31 years ago, a ribbon sparked a cause and movement. In 1991 Charlotte Haley designed and distributed a salmon-colored ribbon to raise awareness about breast cancer, a disease which her grandmother and sister suffered. Two years later, Haley’s grassroots effort and handmade ribbon morphed into a national campaign when Evelyn Lauder, founder of the Estée Lauder Cosmetic Companies and a breast cancer survivor, established the Breast Cancer Research Foundation to help design what has now become the iconic bright pink ribbon.
Estée Lauder Companies went further and became part of a collaborative group of breast cancer fundraising organizations and corporations. The powerful coalition took breast cancer awareness to a new level by establishing October as Breast Cancer Awareness Month and branding the international education and information campaign with pink merchandise.
This month, we see pink merchandise everywhere during what’s now called “Pinktober.” The modest ribbons, tee shirts and hats of the original movement have been dwarfed by all manner of blush, rose and fuschia products ranging from unique jewelry to even a Kentucky Fried Chicken bucket. The corporate coalition can take credit for raising significant donations, but advocates say that increasingly, pink merchandising is less about the cause and more about the coffers of pink product producers.
Breast cancer is the second leading cause of cancer death in all women, behind lung cancer. But Black women have the highest rate of death from breast cancer. Earlier this month, American Cancer Society researchers reported that even though Black women have a 4% lower incidence rate than white women, they have a 40% higher breast cancer death rate.

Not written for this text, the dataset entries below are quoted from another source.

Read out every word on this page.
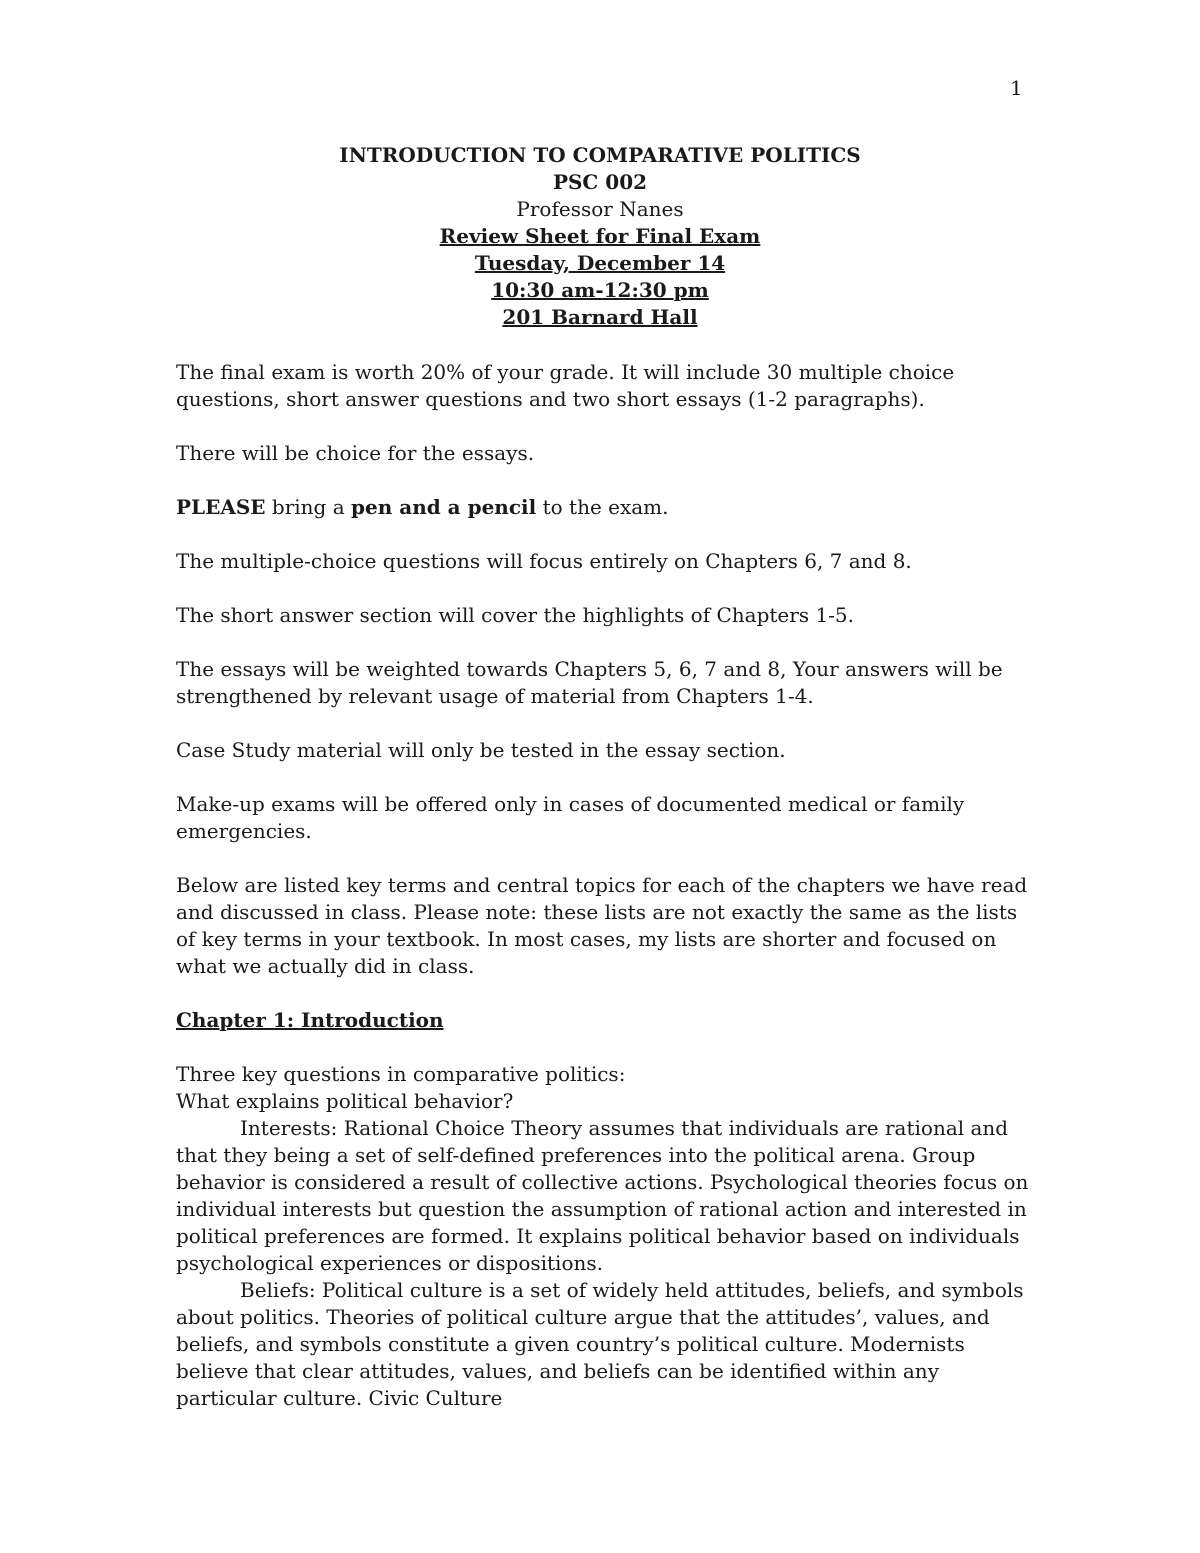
1
INTRODUCTION TO COMPARATIVE POLITICS
PSC 002
Professor Nanes
Review Sheet for Final Exam
Tuesday, December 14
10:30 am-12:30 pm
201 Barnard Hall

The final exam is worth 20% of your grade. It will include 30 multiple choice questions, short answer questions and two short essays (1-2 paragraphs).

There will be choice for the essays.

PLEASE bring a pen and a pencil to the exam.

The multiple-choice questions will focus entirely on Chapters 6, 7 and 8.

The short answer section will cover the highlights of Chapters 1-5.

The essays will be weighted towards Chapters 5, 6, 7 and 8, Your answers will be strengthened by relevant usage of material from Chapters 1-4.

Case Study material will only be tested in the essay section.

Make-up exams will be offered only in cases of documented medical or family emergencies.

Below are listed key terms and central topics for each of the chapters we have read and discussed in class. Please note: these lists are not exactly the same as the lists of key terms in your textbook. In most cases, my lists are shorter and focused on what we actually did in class.

Chapter 1: Introduction
Three key questions in comparative politics:
What explains political behavior?
Interests: Rational Choice Theory assumes that individuals are rational and that they being a set of self-defined preferences into the political arena. Group behavior is considered a result of collective actions. Psychological theories focus on individual interests but question the assumption of rational action and interested in political preferences are formed. It explains political behavior based on individuals psychological experiences or dispositions.
Beliefs: Political culture is a set of widely held attitudes, beliefs, and symbols about politics. Theories of political culture argue that the attitudes’, values, and beliefs, and symbols constitute a given country’s political culture. Modernists believe that clear attitudes, values, and beliefs can be identified within any particular culture. Civic Culture
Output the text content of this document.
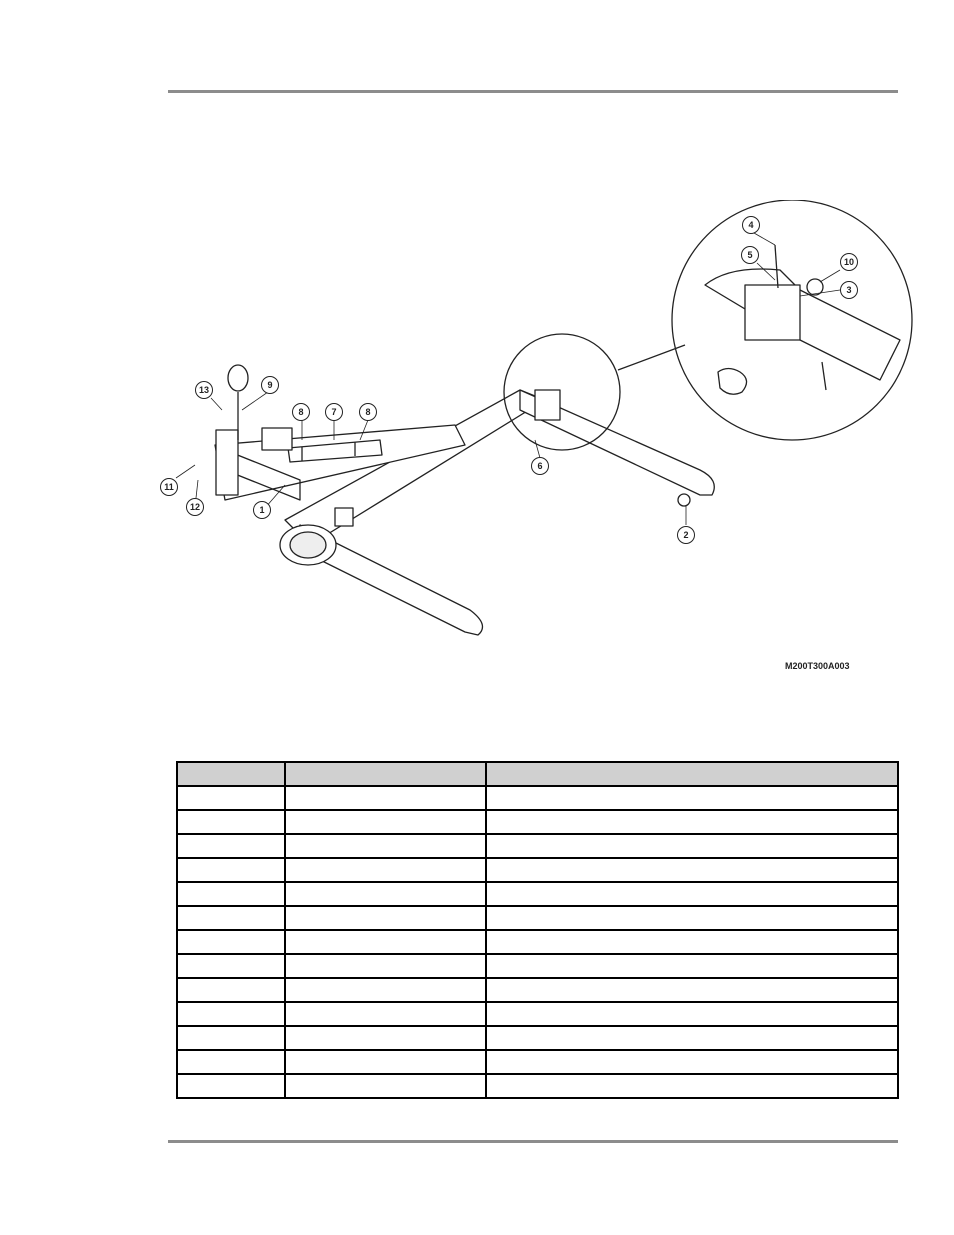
1
2
3
4
5
6
7
8	8
9
10
11
12
13
M200T300A003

That data is personally devastating to me. My beloved aunt succumbed to breast cancer back when the options for diagnosis and treatment were few. My childhood friend Donna was the first young person I knew to die from it. Several of my closest Black friends have survived after months of grappling with surgery, chemotherapy, radiation and hair loss. My best friend from high school, still so dear to me, successfully beat back a second early-stage recurrence of the disease five years ago — only to have it return again this year.
Maybe that’s why “Pinktober” sends me over the edge. I don’t have time for the subterfuge, the extensive pink hyping of products and services allegedly in the name of the cause. Do not misunderstand me — the money raised this month directly funds research centers and treatments for women and men who have breast cancer. What bothers me is the annual “pink shell” game — a con perpetrated by merchandisers who pink up their profits by donating a paltry 5 to 10% of their product’s purchase price while they pocket the rest. Or, the companies who promote breast cancer awareness but are not transparent about chemicals in their products possibly linked to cancer-causing properties, which the advocacy group Breast Cancer Action calls “pinkwashing.”
This is my annual plea: Don’t be blinded by the rose-colored light. Support the companies that give 100 percent of the pink merchandise profits to breast cancer research. I’ll give a shout out Ralph Lauren’s pink pony oxford shirt and Bobbi Brown’s lipsticks and other 100-percenters. Avoid the pink peddlers perpetuating a morally indefensible scam: “Think Before You Pink.”